Em discussão, o passado e o presente da MPB

Evento O Alcance da Canção reuniu em Porto Alegre músicos como José Miguel Wisnik e Luiz Tatit e jornalistas-escritores como Ruy Castro e João Máximo

Carlos Calado
24/07/2000
PORTO ALEGRE – A música popular brasileira foi tema de um concorrido seminário promovido pelo centro cultural Usina do Gasômetro, em Porto Alegre, neste último final de semana. Compositores, letristas, professores universitários e jornalistas especializados comandaram cinco encontros animados, que refletiram sobre a história desse gênero musical e discutiram sua realidade atual.

"A meu ver, a música brasileira vive uma fase de hegemonia como nunca aconteceu antes no Brasil. Pode-se gostar ou não do pagode e do axé, mas o fato de essas músicas serem dominantes, nos últimos anos, não significa que elas estejam tomando o lugar da boa música, que sempre existiu fora dessa mídia", afirmou o compositor e professor paulista Luiz Tatit, que abriu o seminário junto com o jornalista e escritor carioca João Máximo, falando sobre o tema A Era de Ouro do Samba nos Anos 30, 40 e 50, na noite de sexta-feira (21/7).

Na mesma noite, o debate A Bossa Nova e o Erudito Brasileiro juntou o escritor e jornalista mineiro Ruy Castro e o professor de composição gaúcho Celso Loureiro Chaves. Eles mostraram em suas abordagens que a relação entre os dois assuntos relacionados no tema não passava de uma simples somatória. Se Chaves ateve-se a discussões relativas à história da música erudita no país, Castro discorreu sobre a atualidade do estilo musical lançado por João Gilberto, no final dos anos 50.

"A bossa nova não morreu, contrariando tudo o que se dizia nos anos 70 e 80. Foi preciso que ela renascesse, no início dos anos 90, para que os próprios artistas voltassem a ter orgulho dela", disse Castro, que também criticou a situação vigente no mercado fonográfico do país: "A política da indústria do disco, que só se interessa por discos que vendem na faixa dos sete dígitos, é muito perigosa em médio prazo."

O compositor paulista e professor de literatura José Miguel Wisnik e o jornalista gaúcho Juarez Fonseca também seguiram por caminhos bem diversos, em suas intervenções sobre o tema "A Canção Popular", que aconteceu na manhã do sábado (22/7). "Os festivais dos anos 60 deram um empuxe alegórico à canção: trouxeram a idéia de que existiam esperanças de transformação do país", disse Wisnik que, assim como Luiz Tatit, tem uma canção de sua autoria classificada para o próximo festival da Rede Globo.

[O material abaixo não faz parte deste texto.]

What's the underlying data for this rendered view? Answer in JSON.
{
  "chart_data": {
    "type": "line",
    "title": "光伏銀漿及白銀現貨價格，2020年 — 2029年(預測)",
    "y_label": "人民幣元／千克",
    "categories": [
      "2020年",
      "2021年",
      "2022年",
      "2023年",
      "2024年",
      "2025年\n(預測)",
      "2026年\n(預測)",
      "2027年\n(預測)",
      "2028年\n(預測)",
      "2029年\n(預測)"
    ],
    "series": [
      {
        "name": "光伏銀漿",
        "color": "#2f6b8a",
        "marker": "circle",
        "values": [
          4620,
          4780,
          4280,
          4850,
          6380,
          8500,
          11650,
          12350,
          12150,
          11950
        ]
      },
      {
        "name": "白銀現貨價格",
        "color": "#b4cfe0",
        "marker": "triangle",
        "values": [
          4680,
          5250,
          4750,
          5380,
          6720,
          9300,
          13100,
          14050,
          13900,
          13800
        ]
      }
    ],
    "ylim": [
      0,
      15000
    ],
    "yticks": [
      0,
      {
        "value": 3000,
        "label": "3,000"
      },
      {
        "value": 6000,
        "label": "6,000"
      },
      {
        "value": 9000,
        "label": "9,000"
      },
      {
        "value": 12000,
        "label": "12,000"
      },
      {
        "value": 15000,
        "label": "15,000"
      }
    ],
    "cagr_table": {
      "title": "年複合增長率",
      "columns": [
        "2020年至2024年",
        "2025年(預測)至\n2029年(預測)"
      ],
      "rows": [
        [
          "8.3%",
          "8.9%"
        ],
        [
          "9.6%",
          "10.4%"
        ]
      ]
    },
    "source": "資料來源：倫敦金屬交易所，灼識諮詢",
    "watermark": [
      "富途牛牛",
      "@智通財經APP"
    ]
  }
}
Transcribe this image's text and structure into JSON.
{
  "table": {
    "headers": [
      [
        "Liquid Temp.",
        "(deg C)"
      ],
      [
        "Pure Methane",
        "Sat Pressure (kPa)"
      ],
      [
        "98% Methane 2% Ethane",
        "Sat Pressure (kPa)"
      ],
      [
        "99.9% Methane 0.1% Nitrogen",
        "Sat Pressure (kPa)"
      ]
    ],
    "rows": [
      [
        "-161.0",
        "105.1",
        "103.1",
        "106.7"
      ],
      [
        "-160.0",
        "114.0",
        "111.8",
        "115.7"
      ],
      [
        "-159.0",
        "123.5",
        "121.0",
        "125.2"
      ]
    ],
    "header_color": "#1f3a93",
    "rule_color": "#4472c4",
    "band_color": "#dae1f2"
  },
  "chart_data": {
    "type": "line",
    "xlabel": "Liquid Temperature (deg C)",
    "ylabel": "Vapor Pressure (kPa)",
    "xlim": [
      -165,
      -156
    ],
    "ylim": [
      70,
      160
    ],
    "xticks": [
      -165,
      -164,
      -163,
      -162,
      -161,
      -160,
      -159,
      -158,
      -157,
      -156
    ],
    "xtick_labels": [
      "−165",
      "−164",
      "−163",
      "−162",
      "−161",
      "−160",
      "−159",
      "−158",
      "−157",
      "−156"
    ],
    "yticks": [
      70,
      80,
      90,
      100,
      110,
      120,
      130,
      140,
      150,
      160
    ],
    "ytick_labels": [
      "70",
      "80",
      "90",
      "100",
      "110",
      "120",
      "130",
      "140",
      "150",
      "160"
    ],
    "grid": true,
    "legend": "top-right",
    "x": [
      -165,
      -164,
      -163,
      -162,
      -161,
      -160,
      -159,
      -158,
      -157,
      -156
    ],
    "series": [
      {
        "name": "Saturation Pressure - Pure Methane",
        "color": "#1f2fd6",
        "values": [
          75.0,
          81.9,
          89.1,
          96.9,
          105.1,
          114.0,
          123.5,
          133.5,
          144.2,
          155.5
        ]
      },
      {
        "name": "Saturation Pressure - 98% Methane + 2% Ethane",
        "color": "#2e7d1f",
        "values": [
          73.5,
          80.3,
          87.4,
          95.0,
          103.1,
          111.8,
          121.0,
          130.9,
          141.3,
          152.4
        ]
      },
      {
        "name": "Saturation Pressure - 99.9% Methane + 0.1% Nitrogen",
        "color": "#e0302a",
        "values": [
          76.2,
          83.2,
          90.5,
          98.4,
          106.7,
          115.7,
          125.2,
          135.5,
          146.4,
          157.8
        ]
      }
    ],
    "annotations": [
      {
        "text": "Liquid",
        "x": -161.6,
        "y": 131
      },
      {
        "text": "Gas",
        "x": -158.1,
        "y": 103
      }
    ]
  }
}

Wisnik disse ainda que esse evento foi criado num momento de transição do mercado. "O festival da Globo apareceu num momento em que o axé, o pagode e o sertanejo estão vendo suas vendas diminuírem", afirmou. Já Fonseca mostrou-se menos otimista: "Segundo os próprios selecionadores, com quem eu conversei, das 24 mil músicas inscritas nesse festival havia poucas boas", revelou.

Churrascaria
No debate mais agitado do evento, no início da tarde do sábado, o letrista e poeta baiano Waly Salomão e o músico gaúcho Arthur de Faria encontraram-se para discorrer sobre o apropriado tema Notas Dissonantes. "Eu sou uma dissonante aqui. Tenho hostilidade à hegemonia que a música popular exerce na cultura brasileira. Ela tem um papel exagerado no Brasil das últimas décadas. O alcance da música popular no país é imperial", afirmou Salomão, que por pouco não transformou sua participação num happening. "Não suporto a música baiana de hoje. Detesto Chiclete com Banana. Tenho horror, ojeriza", disparou, entre tiradas histriônicas e alfinetadas em opiniões de outros participantes do evento.

Numa linha semelhante, o produtor gaúcho Carlos Eduardo Miranda, da gravadora Trama, também arrancou risos da platéia, com suas observações bem-humoradas e idiossincráticas, no debate de encerramento, intitulado A Música Brasileira do Ano 2000. "A mídia mainstream é cega e burra", atacou, sugerindo aos vários músicos presentes na platéia que a via alternativa seria a melhor saída para quem não se dedica aos gêneros dominantes no mercado. "Por que ficar reclamando das grandes gravadoras? É como ficar dizendo que Porto Alegre só tem três churrascarias e que todas são ruins. Por que você não vai lá e faz uma churrascaria para as pessoas que pensam como você?"